For Apache Spark configuration, if the Apache Spark configuration Apache Spark job definition does not do anything special, the default configuration will be used when running the job.

Create Apache Spark job definition by importing a JSON file

You can import an existing local JSON file into Azure Synapse workspace from the Actions (...) menu of the Apache Spark job definition Explorer to create a new Apache Spark job definition.

create import definition

The Spark job definition is fully compatible with Livy API. You can add additional parameters for other Livy properties (Livy Docs - REST API (apache.org) in the local JSON file. You can also specify the Spark configuration related parameters in the config property as shown below. Then, you can import the JSON file back to create a new Apache Spark job definition for your batch job. Example JSON for spark definition import:

   {
  "targetBigDataPool": {
    "referenceName": "socdemolarge",
    "type": "BigDataPoolReference"
  },
  "requiredSparkVersion": "2.3",
  "language": "scala",
  "jobProperties": {
    "name": "robinSparkDefinitiontest",
    "file": "abfss://filesystem@storageaccount.dfs.core.chinacloudapi.cn/{path to}/wordcount.jar",
    "className": "WordCount",
    "args": [
      "abfss://filesystem@storageaccount.dfs.core.chinacloudapi.cn/{path to}/shakespeare.txt"
    ],
    "jars": [],
    "files": [],
    "conf": {
      "spark.dynamicAllocation.enabled": "false",
      "spark.dynamicAllocation.minExecutors": "2",
      "spark.dynamicAllocation.maxExecutors": "2"
    },
    "numExecutors": 2,
    "executorCores": 8,
    "executorMemory": "24g",
    "driverCores": 8,
    "driverMemory": "24g"
  }
}

other livy properties

Export an existing Apache Spark job definition file

You can export existing Apache Spark job definition files to local from Actions (...) menu of the File Explorer. You can further update the JSON file for additional Livy properties, and import it back to create new job definition if necessary.

create export definition

create export definition 2

Submit an Apache Spark job definition as a batch job

After creating an Apache Spark job definition, you can submit it to an Apache Spark pool. Make sure you are the Storage Blob Data Contributor of the ADLS Gen2 filesystem you want to work with. If you aren't, you need to add the permission manually.

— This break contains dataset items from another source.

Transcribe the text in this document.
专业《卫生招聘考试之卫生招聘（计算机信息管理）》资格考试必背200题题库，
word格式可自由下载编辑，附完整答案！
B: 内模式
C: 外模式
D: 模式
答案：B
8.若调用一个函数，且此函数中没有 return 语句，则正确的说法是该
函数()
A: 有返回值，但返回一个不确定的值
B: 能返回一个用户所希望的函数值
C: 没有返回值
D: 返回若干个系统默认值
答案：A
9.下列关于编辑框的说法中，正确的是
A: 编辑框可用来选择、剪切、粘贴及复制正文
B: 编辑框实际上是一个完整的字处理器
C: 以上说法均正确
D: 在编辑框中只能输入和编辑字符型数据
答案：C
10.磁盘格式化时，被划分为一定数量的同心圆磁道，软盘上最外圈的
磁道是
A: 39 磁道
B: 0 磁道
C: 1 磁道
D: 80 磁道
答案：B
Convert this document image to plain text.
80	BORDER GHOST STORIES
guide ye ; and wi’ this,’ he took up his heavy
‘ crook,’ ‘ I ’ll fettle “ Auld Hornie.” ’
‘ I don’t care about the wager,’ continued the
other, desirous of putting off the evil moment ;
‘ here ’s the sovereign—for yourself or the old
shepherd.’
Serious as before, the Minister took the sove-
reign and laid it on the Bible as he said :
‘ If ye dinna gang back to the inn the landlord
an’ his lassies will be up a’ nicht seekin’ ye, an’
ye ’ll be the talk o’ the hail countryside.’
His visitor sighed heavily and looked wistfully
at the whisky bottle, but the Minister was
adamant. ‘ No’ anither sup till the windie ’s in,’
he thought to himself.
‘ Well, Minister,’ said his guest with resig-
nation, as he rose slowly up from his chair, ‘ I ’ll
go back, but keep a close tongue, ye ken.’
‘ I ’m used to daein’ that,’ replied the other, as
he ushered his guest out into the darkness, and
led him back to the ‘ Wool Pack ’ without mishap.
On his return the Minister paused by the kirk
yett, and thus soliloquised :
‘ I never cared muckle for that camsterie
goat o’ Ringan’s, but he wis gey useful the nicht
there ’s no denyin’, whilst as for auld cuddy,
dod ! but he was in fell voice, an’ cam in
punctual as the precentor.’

Scenario 1: Submit Apache Spark job definition

  1. Open an Apache spark job definition window by selecting it.

    Open spark job definition to submit

  2. Select Submit button to submit your project to the selected Apache Spark Pool. You can select Spark monitoring URL tab to see the LogQuery of the Apache Spark application.

    Select submit button to submit spark job definition

    The Spark Submission dialog box

Scenario 2: View Apache Spark job running progress

  1. Select Monitor, then select the Apache Spark applications option. You can find the submitted Apache Spark application.

    View Spark application

  2. Then select an Apache Spark application, the SparkJobDefinition job window displays. You can view the job execution progress from here.

    View spark application LogQuery

Scenario 3: Check output file

  1. Select Data -> Linked -> Azure Data Lake Storage Gen2 (hozhaobdbj), open the result folder created earlier, you can go to the result folder and check if the output is generated.

    View output file

Add an Apache Spark job definition into pipeline

In this section, you add an Apache Spark job definition into pipeline.

  1. Open an existing Apache Spark job definition.

  2. Select the icon on the top right of Apache Spark job definition, choose Existing Pipeline, or New pipeline. You can refer to Pipeline page for more information.

    add to pipeline1

    add to pipeline2